The Western riding style developed according to the needs of cowboys who worked cattle from horseback. The Western saddle is made to distribute weight more evenly over the horse’s back so horse and rider can counterbalance the weight of a roped cow. The seat of a Western saddle is comfortable for long hours of riding over rough terrain. The saddle horn anchors a lariat when roping cattle. There are different saddle styles that can be used for specific things like speed games, equitation, roping and other sports.
English riding takes many of its traditions and equipment from European mounted military styles. The saddle is smaller and lighter. Like the western saddle, there are a few variations made for specific disciplines. A beginner just starting out might want an all-purpose saddle. All English saddles are designed to avoid interfering with the horse’s movement while providing a secure seat for the rider.
The most distinctive element of western riding is the traditional western hat. A comfortable shirt, jeans and western-style boots complete the look. Many Western riders opt to wear sporty looking helmets, even when showing.
English riders wear a traditional style hunt cap or helmet. A fitted jacket, shirt, jodhpurs or breeches and jodhpur boots or tall boots.

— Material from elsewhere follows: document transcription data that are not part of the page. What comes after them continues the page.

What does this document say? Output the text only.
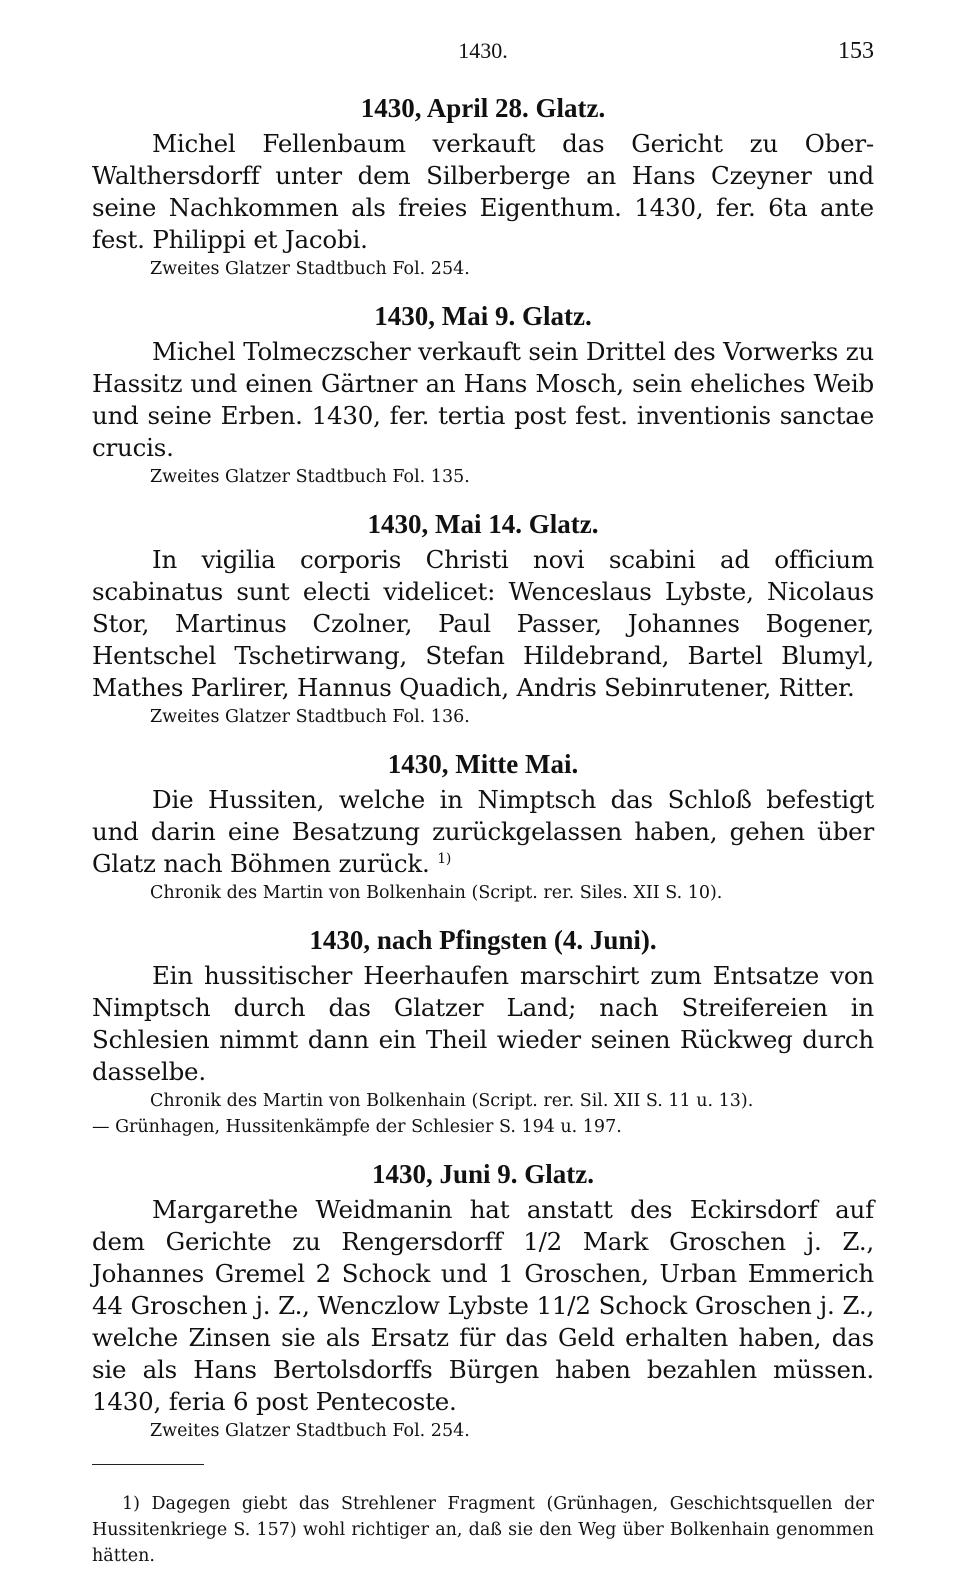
1430.	153
1430, April 28. Glatz.

Michel Fellenbaum verkauft das Gericht zu Ober-Walthersdorff unter dem Silberberge an Hans Czeyner und seine Nachkommen als freies Eigenthum. 1430, fer. 6ta ante fest. Philippi et Jacobi.

Zweites Glatzer Stadtbuch Fol. 254.

1430, Mai 9. Glatz.

Michel Tolmeczscher verkauft sein Drittel des Vorwerks zu Hassitz und einen Gärtner an Hans Mosch, sein eheliches Weib und seine Erben. 1430, fer. tertia post fest. inventionis sanctae crucis.

Zweites Glatzer Stadtbuch Fol. 135.

1430, Mai 14. Glatz.

In vigilia corporis Christi novi scabini ad officium scabinatus sunt electi videlicet: Wenceslaus Lybste, Nicolaus Stor, Martinus Czolner, Paul Passer, Johannes Bogener, Hentschel Tschetirwang, Stefan Hildebrand, Bartel Blumyl, Mathes Parlirer, Hannus Quadich, Andris Sebinrutener, Ritter.

Zweites Glatzer Stadtbuch Fol. 136.

1430, Mitte Mai.

Die Hussiten, welche in Nimptsch das Schloß befestigt und darin eine Besatzung zurückgelassen haben, gehen über Glatz nach Böhmen zurück. $^{1)}$

Chronik des Martin von Bolkenhain (Script. rer. Siles. XII S. 10).

1430, nach Pfingsten (4. Juni).

Ein hussitischer Heerhaufen marschirt zum Entsatze von Nimptsch durch das Glatzer Land; nach Streifereien in Schlesien nimmt dann ein Theil wieder seinen Rückweg durch dasselbe.

Chronik des Martin von Bolkenhain (Script. rer. Sil. XII S. 11 u. 13).

— Grünhagen, Hussitenkämpfe der Schlesier S. 194 u. 197.

1430, Juni 9. Glatz.

Margarethe Weidmanin hat anstatt des Eckirsdorf auf dem Gerichte zu Rengersdorff 1/2 Mark Groschen j. Z., Johannes Gremel 2 Schock und 1 Groschen, Urban Emmerich 44 Groschen j. Z., Wenczlow Lybste 11/2 Schock Groschen j. Z., welche Zinsen sie als Ersatz für das Geld erhalten haben, das sie als Hans Bertolsdorffs Bürgen haben bezahlen müssen. 1430, feria 6 post Pentecoste.

Zweites Glatzer Stadtbuch Fol. 254.

1) Dagegen giebt das Strehlener Fragment (Grünhagen, Geschichtsquellen der Hussitenkriege S. 157) wohl richtiger an, daß sie den Weg über Bolkenhain genommen hätten.
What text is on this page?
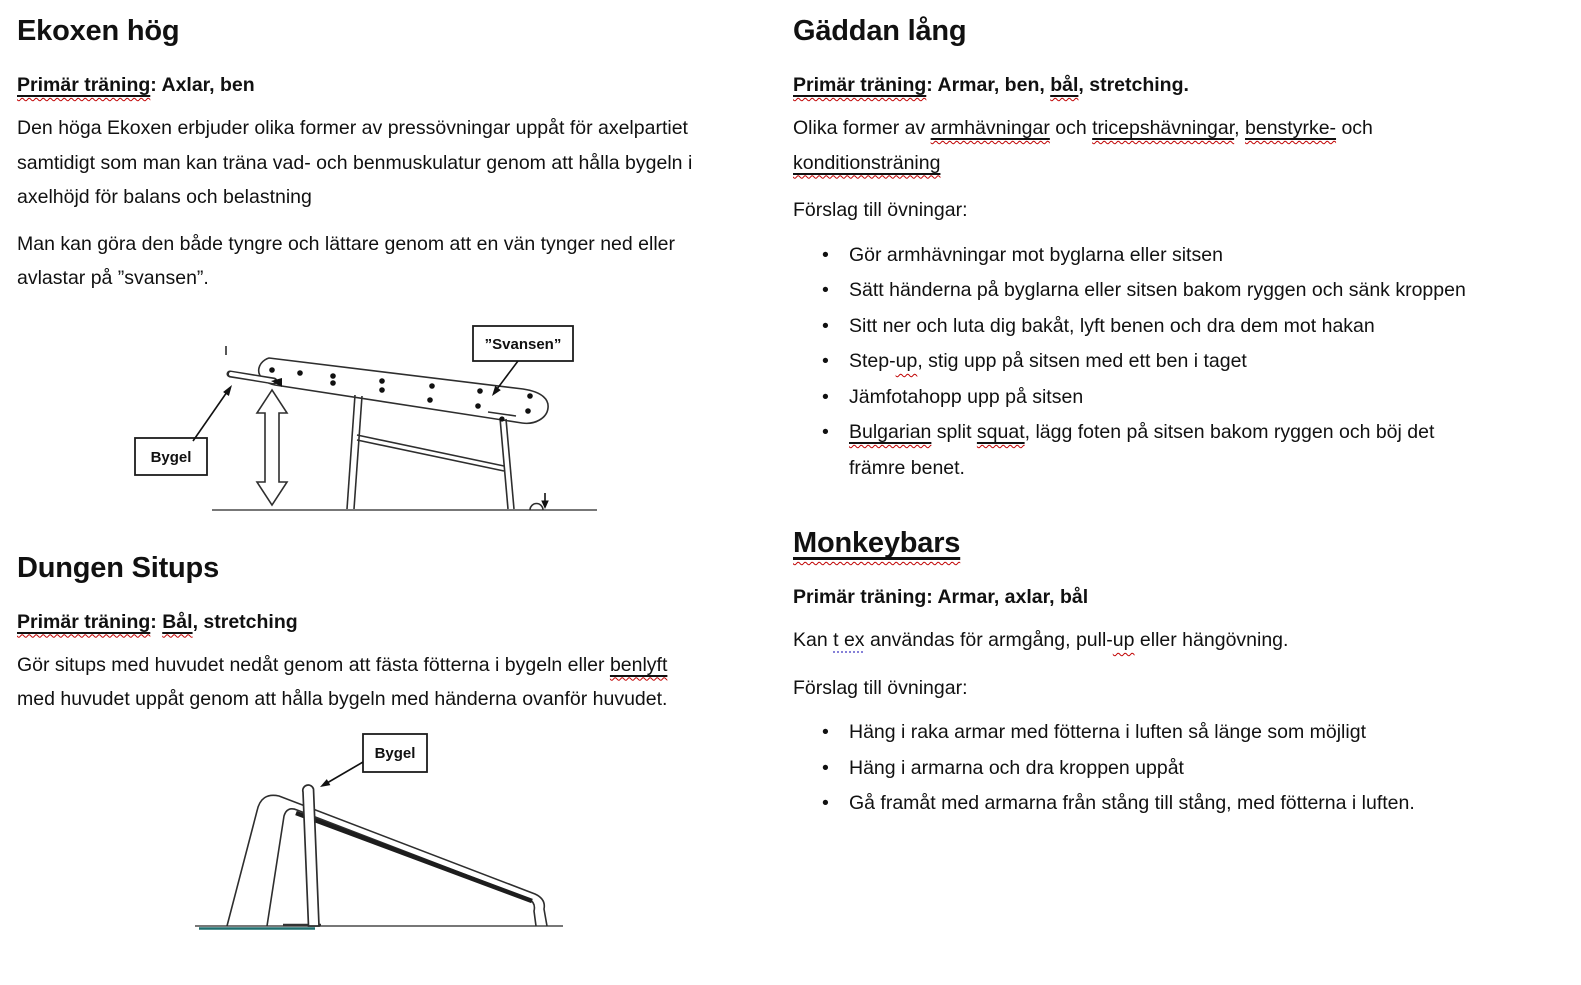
Ekoxen hög

Primär träning: Axlar, ben

Den höga Ekoxen erbjuder olika former av pressövningar uppåt för axelpartiet samtidigt som man kan träna vad- och benmuskulatur genom att hålla bygeln i axelhöjd för balans och belastning

Man kan göra den både tyngre och lättare genom att en vän tynger ned eller avlastar på ”svansen”.

”Svansen”
Bygel
Dungen Situps

Primär träning: Bål, stretching

Gör situps med huvudet nedåt genom att fästa fötterna i bygeln eller benlyft med huvudet uppåt genom att hålla bygeln med händerna ovanför huvudet.

Bygel
Gäddan lång

Primär träning: Armar, ben, bål, stretching.

Olika former av armhävningar och tricepshävningar, benstyrke- och konditionsträning

Förslag till övningar:

• Gör armhävningar mot byglarna eller sitsen
• Sätt händerna på byglarna eller sitsen bakom ryggen och sänk kroppen
• Sitt ner och luta dig bakåt, lyft benen och dra dem mot hakan
• Step-up, stig upp på sitsen med ett ben i taget
• Jämfotahopp upp på sitsen
• Bulgarian split squat, lägg foten på sitsen bakom ryggen och böj det främre benet.
Monkeybars

Primär träning: Armar, axlar, bål

Kan t ex användas för armgång, pull-up eller hängövning.

Förslag till övningar:

• Häng i raka armar med fötterna i luften så länge som möjligt
• Häng i armarna och dra kroppen uppåt
• Gå framåt med armarna från stång till stång, med fötterna i luften.
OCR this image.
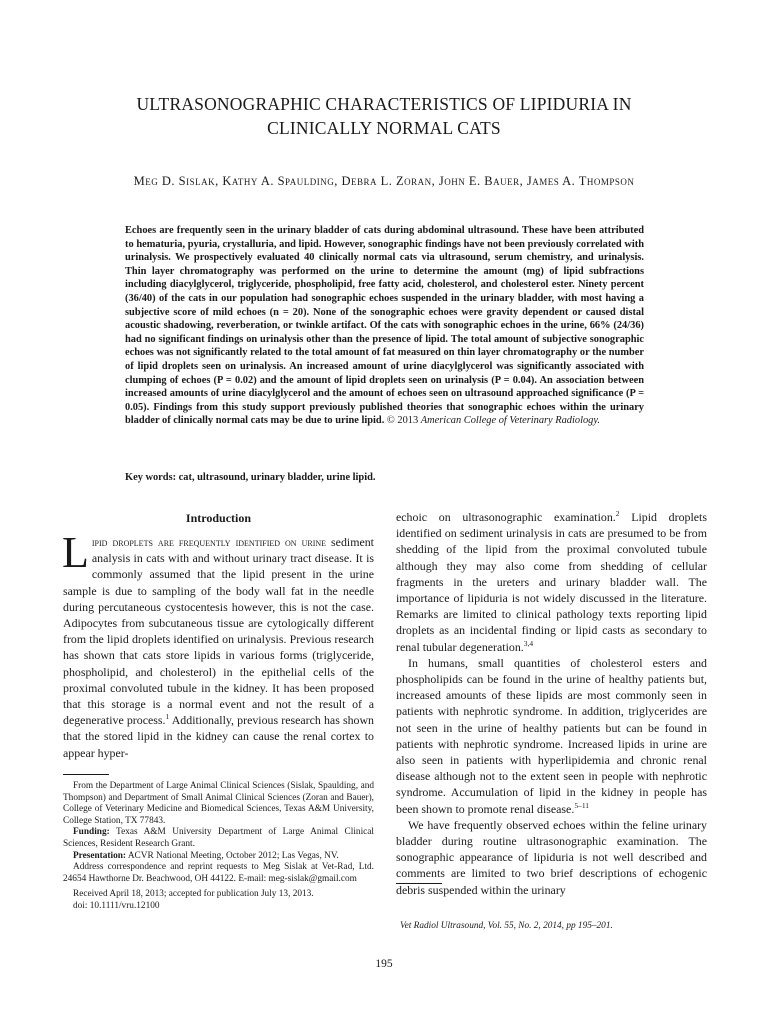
ULTRASONOGRAPHIC CHARACTERISTICS OF LIPIDURIA IN
CLINICALLY NORMAL CATS

Meg D. Sislak, Kathy A. Spaulding, Debra L. Zoran, John E. Bauer, James A. Thompson

Echoes are frequently seen in the urinary bladder of cats during abdominal ultrasound. These have been attributed to hematuria, pyuria, crystalluria, and lipid. However, sonographic findings have not been previously correlated with urinalysis. We prospectively evaluated 40 clinically normal cats via ultrasound, serum chemistry, and urinalysis. Thin layer chromatography was performed on the urine to determine the amount (mg) of lipid subfractions including diacylglycerol, triglyceride, phospholipid, free fatty acid, cholesterol, and cholesterol ester. Ninety percent (36/40) of the cats in our population had sonographic echoes suspended in the urinary bladder, with most having a subjective score of mild echoes (n = 20). None of the sonographic echoes were gravity dependent or caused distal acoustic shadowing, reverberation, or twinkle artifact. Of the cats with sonographic echoes in the urine, 66% (24/36) had no significant findings on urinalysis other than the presence of lipid. The total amount of subjective sonographic echoes was not significantly related to the total amount of fat measured on thin layer chromatography or the number of lipid droplets seen on urinalysis. An increased amount of urine diacylglycerol was significantly associated with clumping of echoes (P = 0.02) and the amount of lipid droplets seen on urinalysis (P = 0.04). An association between increased amounts of urine diacylglycerol and the amount of echoes seen on ultrasound approached significance (P = 0.05). Findings from this study support previously published theories that sonographic echoes within the urinary bladder of clinically normal cats may be due to urine lipid. © 2013 American College of Veterinary Radiology.

Key words: cat, ultrasound, urinary bladder, urine lipid.

Introduction

Lipid droplets are frequently identified on urine sediment analysis in cats with and without urinary tract disease. It is commonly assumed that the lipid present in the urine sample is due to sampling of the body wall fat in the needle during percutaneous cystocentesis however, this is not the case. Adipocytes from subcutaneous tissue are cytologically different from the lipid droplets identified on urinalysis. Previous research has shown that cats store lipids in various forms (triglyceride, phospholipid, and cholesterol) in the epithelial cells of the proximal convoluted tubule in the kidney. It has been proposed that this storage is a normal event and not the result of a degenerative process.$^1$ Additionally, previous research has shown that the stored lipid in the kidney can cause the renal cortex to appear hyper-

From the Department of Large Animal Clinical Sciences (Sislak, Spaulding, and Thompson) and Department of Small Animal Clinical Sciences (Zoran and Bauer), College of Veterinary Medicine and Biomedical Sciences, Texas A&M University, College Station, TX 77843.

Funding: Texas A&M University Department of Large Animal Clinical Sciences, Resident Research Grant.

Presentation: ACVR National Meeting, October 2012; Las Vegas, NV.

Address correspondence and reprint requests to Meg Sislak at Vet-Rad, Ltd. 24654 Hawthorne Dr. Beachwood, OH 44122. E-mail: meg-sislak@gmail.com

Received April 18, 2013; accepted for publication July 13, 2013.

doi: 10.1111/vru.12100

echoic on ultrasonographic examination.$^2$ Lipid droplets identified on sediment urinalysis in cats are presumed to be from shedding of the lipid from the proximal convoluted tubule although they may also come from shedding of cellular fragments in the ureters and urinary bladder wall. The importance of lipiduria is not widely discussed in the literature. Remarks are limited to clinical pathology texts reporting lipid droplets as an incidental finding or lipid casts as secondary to renal tubular degeneration.$^{3,4}$

In humans, small quantities of cholesterol esters and phospholipids can be found in the urine of healthy patients but, increased amounts of these lipids are most commonly seen in patients with nephrotic syndrome. In addition, triglycerides are not seen in the urine of healthy patients but can be found in patients with nephrotic syndrome. Increased lipids in urine are also seen in patients with hyperlipidemia and chronic renal disease although not to the extent seen in people with nephrotic syndrome. Accumulation of lipid in the kidney in people has been shown to promote renal disease.$^{5-11}$

We have frequently observed echoes within the feline urinary bladder during routine ultrasonographic examination. The sonographic appearance of lipiduria is not well described and comments are limited to two brief descriptions of echogenic debris suspended within the urinary

Vet Radiol Ultrasound, Vol. 55, No. 2, 2014, pp 195–201.

195
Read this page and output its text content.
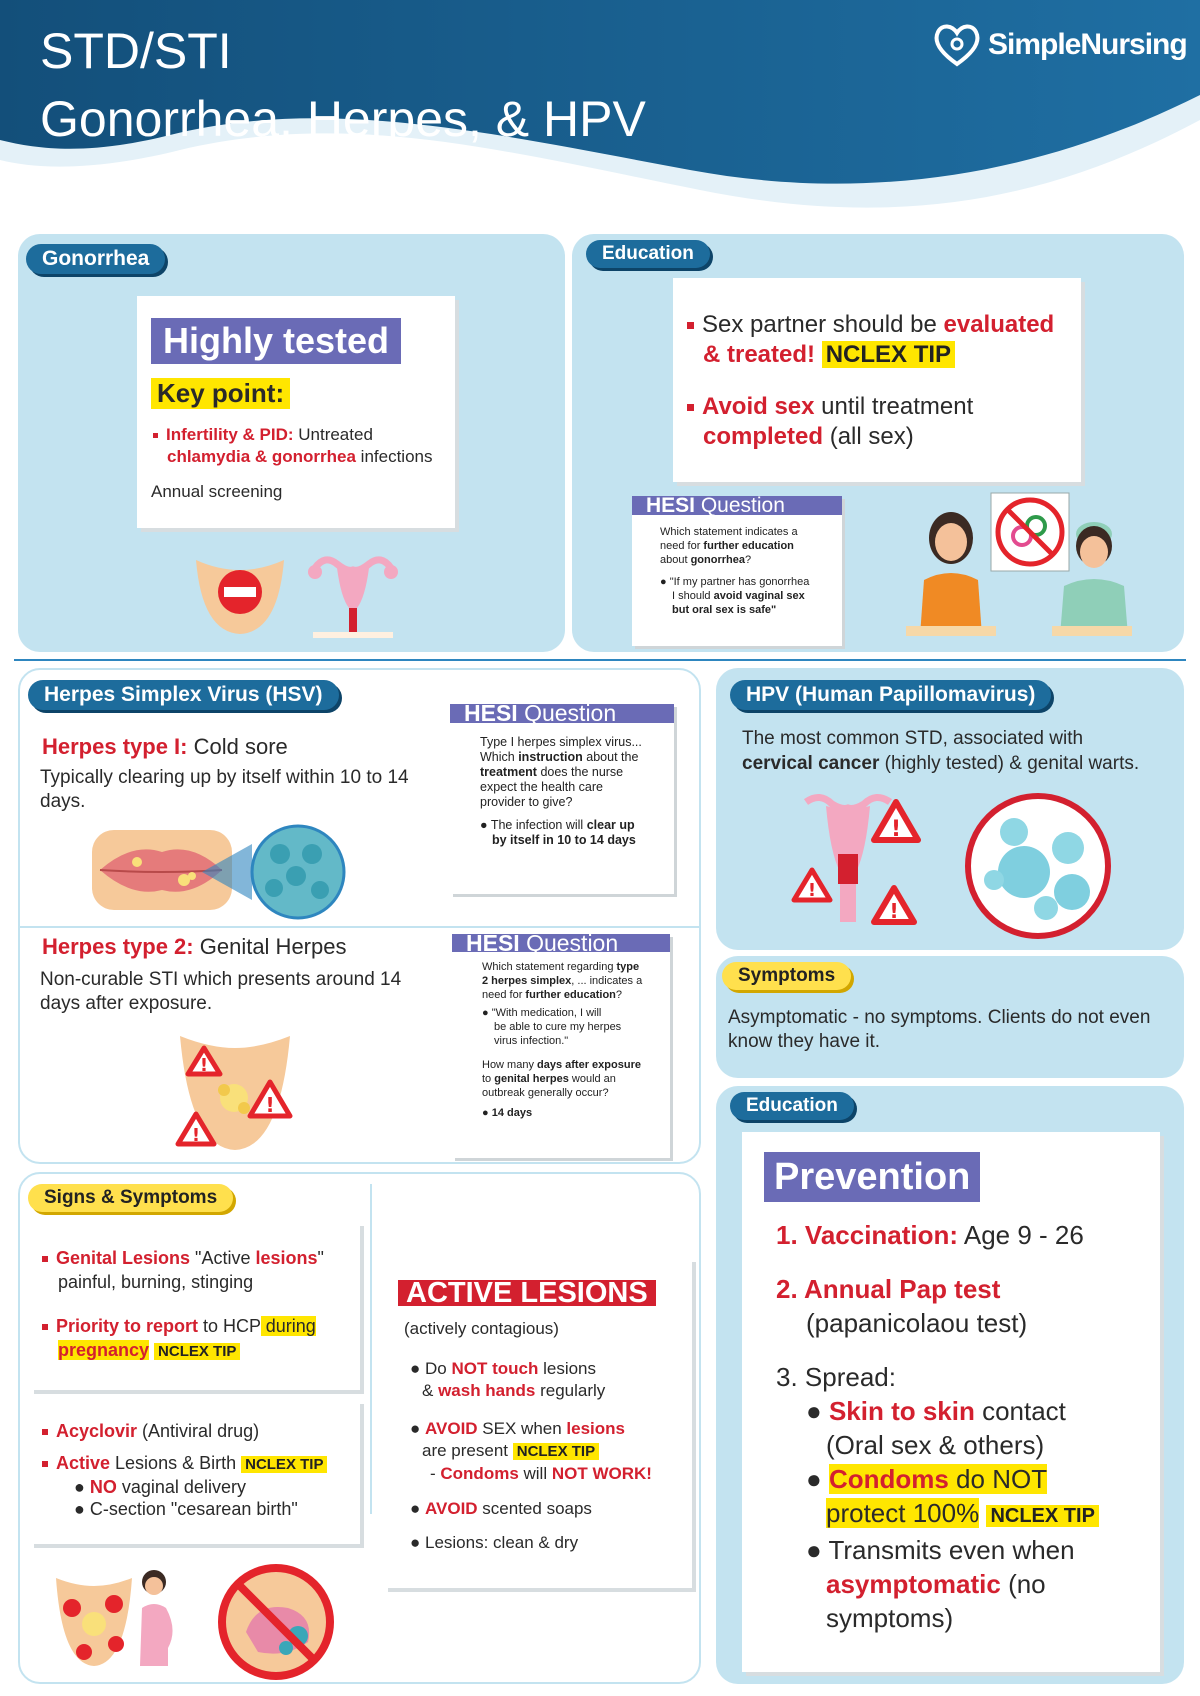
STD/STI
Gonorrhea, Herpes, & HPV
SimpleNursing
Gonorrhea
Highly tested
Key point:
Infertility & PID: Untreated
chlamydia & gonorrhea infections
Annual screening
Education
Sex partner should be evaluated
& treated! NCLEX TIP
Avoid sex until treatment
completed (all sex)
HESI Question
Which statement indicates a
need for further education
about gonorrhea?
● "If my partner has gonorrhea
I should avoid vaginal sex
but oral sex is safe"
Herpes Simplex Virus (HSV)
Herpes type I: Cold sore
Typically clearing up by itself within 10 to 14 days.
HESI Question
Type I herpes simplex virus...
Which instruction about the
treatment does the nurse
expect the health care
provider to give?
● The infection will clear up
by itself in 10 to 14 days
Herpes type 2: Genital Herpes
Non-curable STI which presents around 14 days after exposure.
!
!
!
HESI Question
Which statement regarding type
2 herpes simplex, ... indicates a
need for further education?
● "With medication, I will
be able to cure my herpes
virus infection."
How many days after exposure
to genital herpes would an
outbreak generally occur?
● 14 days
Signs & Symptoms
Genital Lesions "Active lesions"
painful, burning, stinging
Priority to report to HCP during
pregnancy NCLEX TIP
Acyclovir (Antiviral drug)
Active Lesions & Birth NCLEX TIP
● NO vaginal delivery
● C-section "cesarean birth"
ACTIVE LESIONS
(actively contagious)
● Do NOT touch lesions
& wash hands regularly
● AVOID SEX when lesions
are present NCLEX TIP
- Condoms will NOT WORK!
● AVOID scented soaps
● Lesions: clean & dry
HPV (Human Papillomavirus)
The most common STD, associated with
cervical cancer (highly tested) & genital warts.
!
!
!
Symptoms
Asymptomatic - no symptoms. Clients do not even know they have it.
Education
Prevention
1. Vaccination: Age 9 - 26
2. Annual Pap test
(papanicolaou test)
3. Spread:
● Skin to skin contact
(Oral sex & others)
● Condoms do NOT
protect 100% NCLEX TIP
● Transmits even when
asymptomatic (no
symptoms)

Here are some things that each discipline does:
- Team penning
- Speed Games
- Trail Classes
- Pleasure and Equitation Classes
- Trail riding
- Mounted Games
- Hunter Pace
Is Western or English Riding Better For You?
When it comes to riding styles, the main difference is that in Western riding, you will hold the reins loosely in one hand, leaving the other hand free at your side or ready to rope in the cattle! It’s the cowboy riding style you often see.
In English riding, the reins are held with both hands, giving more control of the horse at the bit. With this style, you will need to learn the rise and trot, or post to the trot, which involves a period of slight suspension for the rider during this bouncy gait, where the horse is moving from one pair of diagonal legs to the other. The comparative gait in Western riding, the jog, is slightly slower and doesn’t move the rider so much, thus allowing the rider to sit without posting.
There’s no right or wrong, they both have their advantages and disadvantages and are largely down to personal preference. If you don’t have any particular interest yet then there’s no reason why you couldn’t have a few lessons of both to give you an idea of which style may suit you best.